Richards Bridge is a small prehistoric Mississippian settlement in the Delta region of Arkansas, northeast of Parkin Archeological State Park. Although the site has been known by archeologists for decades, it has never been studied. Thanks to the interest of private landowners and a lucky location, the site has not been destroyed by agricultural land levelling that has been used throughout the Delta in recent years and has removed thousands of archeological sites from the landscape.
Richards Bridge was chosen as the location of the 2015 Archeological Survey/Archaeological Society Training Program for two reasons. A remote sensing survey of the site indicated that there were numerous prehistoric house ruins still present, and there were also indications that the settlement had originally been protected by a ditch and a wooden palisade. This was an opportunity to study well-preserved houses, a rare occurrence and a chance to see dwellings that could be compared with those excavated in previous years at the Parkin Site itself in order to see if people in this small town lived in a way that was similar to the residents of the temple mound site. Richards Bridge also offered a chance to explore how the Indians built their defensive palisade, an important part of Mississippian life that archeologists have not had the chance to study in detail.
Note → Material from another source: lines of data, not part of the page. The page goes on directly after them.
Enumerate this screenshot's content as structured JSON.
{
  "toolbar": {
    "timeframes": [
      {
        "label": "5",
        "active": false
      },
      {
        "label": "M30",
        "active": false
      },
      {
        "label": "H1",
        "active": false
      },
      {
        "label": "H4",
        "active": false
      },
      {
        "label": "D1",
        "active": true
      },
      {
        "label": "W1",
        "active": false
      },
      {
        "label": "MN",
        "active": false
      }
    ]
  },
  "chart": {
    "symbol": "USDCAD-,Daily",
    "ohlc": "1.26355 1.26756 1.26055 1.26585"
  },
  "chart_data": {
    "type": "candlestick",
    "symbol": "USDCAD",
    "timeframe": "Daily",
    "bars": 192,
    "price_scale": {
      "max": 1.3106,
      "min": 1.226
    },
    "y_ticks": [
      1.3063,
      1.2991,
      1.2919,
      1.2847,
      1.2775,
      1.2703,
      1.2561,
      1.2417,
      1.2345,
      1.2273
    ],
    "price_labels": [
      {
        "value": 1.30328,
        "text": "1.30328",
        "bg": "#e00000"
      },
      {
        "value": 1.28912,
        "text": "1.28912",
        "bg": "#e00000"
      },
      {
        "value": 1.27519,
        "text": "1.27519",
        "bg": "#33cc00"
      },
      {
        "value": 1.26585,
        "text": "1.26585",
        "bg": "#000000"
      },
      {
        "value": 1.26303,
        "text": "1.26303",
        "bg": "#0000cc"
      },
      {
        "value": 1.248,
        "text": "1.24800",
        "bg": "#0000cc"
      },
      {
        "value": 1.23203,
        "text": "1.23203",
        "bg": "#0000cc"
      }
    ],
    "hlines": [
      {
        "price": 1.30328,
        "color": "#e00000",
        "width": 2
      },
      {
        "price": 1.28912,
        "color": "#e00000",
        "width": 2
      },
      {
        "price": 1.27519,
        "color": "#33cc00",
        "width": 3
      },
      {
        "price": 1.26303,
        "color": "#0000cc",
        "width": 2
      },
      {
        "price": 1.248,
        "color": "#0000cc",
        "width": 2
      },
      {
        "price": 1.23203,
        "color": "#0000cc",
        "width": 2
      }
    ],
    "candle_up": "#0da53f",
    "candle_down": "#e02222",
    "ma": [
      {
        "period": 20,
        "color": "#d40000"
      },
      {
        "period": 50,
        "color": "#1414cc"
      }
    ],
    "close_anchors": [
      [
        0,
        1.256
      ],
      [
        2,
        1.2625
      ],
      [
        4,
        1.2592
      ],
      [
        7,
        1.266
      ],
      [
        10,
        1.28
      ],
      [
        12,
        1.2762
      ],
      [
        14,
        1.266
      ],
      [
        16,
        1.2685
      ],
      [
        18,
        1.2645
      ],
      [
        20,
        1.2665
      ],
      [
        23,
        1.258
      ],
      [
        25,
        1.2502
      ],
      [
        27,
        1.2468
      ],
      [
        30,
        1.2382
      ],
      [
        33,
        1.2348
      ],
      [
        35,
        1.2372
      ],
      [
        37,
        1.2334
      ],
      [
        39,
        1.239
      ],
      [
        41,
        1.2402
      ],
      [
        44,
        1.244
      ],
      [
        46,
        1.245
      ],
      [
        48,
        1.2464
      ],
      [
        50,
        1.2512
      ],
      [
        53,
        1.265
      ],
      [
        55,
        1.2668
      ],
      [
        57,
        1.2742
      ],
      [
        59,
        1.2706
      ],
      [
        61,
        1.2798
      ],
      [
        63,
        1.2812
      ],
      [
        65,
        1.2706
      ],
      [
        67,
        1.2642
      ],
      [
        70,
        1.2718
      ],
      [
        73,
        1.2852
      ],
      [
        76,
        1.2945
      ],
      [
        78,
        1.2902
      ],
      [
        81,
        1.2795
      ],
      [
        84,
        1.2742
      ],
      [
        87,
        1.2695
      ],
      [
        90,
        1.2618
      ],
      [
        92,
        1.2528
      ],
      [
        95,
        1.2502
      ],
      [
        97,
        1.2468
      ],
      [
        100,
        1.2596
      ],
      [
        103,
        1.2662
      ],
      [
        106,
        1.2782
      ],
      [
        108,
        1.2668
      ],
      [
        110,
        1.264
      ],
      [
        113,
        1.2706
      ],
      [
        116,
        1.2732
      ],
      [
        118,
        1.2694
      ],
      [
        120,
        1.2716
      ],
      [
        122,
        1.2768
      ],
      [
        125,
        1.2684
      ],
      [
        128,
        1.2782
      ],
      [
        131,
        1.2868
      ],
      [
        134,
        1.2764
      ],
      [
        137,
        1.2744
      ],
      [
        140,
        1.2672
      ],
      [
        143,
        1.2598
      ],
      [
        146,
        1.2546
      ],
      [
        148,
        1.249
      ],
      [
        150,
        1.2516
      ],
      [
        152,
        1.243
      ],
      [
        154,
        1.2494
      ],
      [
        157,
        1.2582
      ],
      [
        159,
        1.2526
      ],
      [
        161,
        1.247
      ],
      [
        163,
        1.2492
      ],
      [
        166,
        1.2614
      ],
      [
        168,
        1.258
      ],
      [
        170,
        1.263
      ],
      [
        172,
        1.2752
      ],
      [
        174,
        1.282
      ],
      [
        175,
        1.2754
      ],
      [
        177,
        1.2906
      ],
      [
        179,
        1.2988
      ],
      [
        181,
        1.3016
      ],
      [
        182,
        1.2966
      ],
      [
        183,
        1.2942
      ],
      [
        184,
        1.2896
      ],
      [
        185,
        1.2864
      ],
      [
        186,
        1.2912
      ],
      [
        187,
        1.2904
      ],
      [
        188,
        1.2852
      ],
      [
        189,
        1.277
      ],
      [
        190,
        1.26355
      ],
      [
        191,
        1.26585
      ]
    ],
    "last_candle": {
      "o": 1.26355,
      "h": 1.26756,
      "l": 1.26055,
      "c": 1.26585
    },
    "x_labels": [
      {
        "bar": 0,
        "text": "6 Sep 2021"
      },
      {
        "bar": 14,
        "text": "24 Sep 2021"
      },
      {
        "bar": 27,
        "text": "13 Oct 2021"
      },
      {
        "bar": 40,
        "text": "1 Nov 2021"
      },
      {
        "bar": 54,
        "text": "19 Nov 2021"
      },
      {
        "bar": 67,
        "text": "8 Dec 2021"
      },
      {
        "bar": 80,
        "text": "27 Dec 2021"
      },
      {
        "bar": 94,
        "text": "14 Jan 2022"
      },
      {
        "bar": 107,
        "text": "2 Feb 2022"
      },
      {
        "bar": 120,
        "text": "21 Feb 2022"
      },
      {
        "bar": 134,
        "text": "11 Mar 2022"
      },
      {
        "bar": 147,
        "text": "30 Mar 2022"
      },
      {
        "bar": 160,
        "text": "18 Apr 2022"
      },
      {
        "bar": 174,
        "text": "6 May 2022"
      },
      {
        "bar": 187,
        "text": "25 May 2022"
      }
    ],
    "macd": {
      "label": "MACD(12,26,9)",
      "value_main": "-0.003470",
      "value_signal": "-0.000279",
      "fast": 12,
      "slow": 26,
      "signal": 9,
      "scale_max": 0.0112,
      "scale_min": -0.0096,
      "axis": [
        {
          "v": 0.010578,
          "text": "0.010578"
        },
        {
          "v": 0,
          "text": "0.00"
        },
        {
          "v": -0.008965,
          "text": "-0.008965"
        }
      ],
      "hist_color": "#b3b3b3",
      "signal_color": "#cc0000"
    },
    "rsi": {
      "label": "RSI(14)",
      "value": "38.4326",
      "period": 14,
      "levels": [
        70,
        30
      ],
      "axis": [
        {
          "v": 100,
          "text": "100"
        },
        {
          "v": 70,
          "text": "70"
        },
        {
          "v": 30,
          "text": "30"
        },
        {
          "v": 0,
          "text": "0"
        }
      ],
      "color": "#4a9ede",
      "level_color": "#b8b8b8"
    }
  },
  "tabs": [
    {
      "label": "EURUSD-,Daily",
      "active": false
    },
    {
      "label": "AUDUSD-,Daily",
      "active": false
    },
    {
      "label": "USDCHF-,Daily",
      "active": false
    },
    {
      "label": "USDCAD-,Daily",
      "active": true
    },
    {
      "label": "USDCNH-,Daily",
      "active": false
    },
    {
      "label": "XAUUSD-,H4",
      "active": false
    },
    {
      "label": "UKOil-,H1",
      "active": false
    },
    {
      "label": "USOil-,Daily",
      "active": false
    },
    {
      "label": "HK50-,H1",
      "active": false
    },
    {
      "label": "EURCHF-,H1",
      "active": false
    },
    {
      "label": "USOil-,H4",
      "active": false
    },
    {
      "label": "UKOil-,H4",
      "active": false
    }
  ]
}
A hardworking group of volunteers and Survey staff members spent two weeks working at the site. They verified that the signals on the remote sensing maps were in fact burned Mississippian houses. Burned timbers, clay chinking, and domestic refuse like broken pieces of pottery and discarded food bones, were recovered in abundance, along with samples of charred food that will be used to establish the age of the settlement. A collection of post stains that mark the location of at least one defensive palisade was found although the full length of the protective wall is yet to be traced.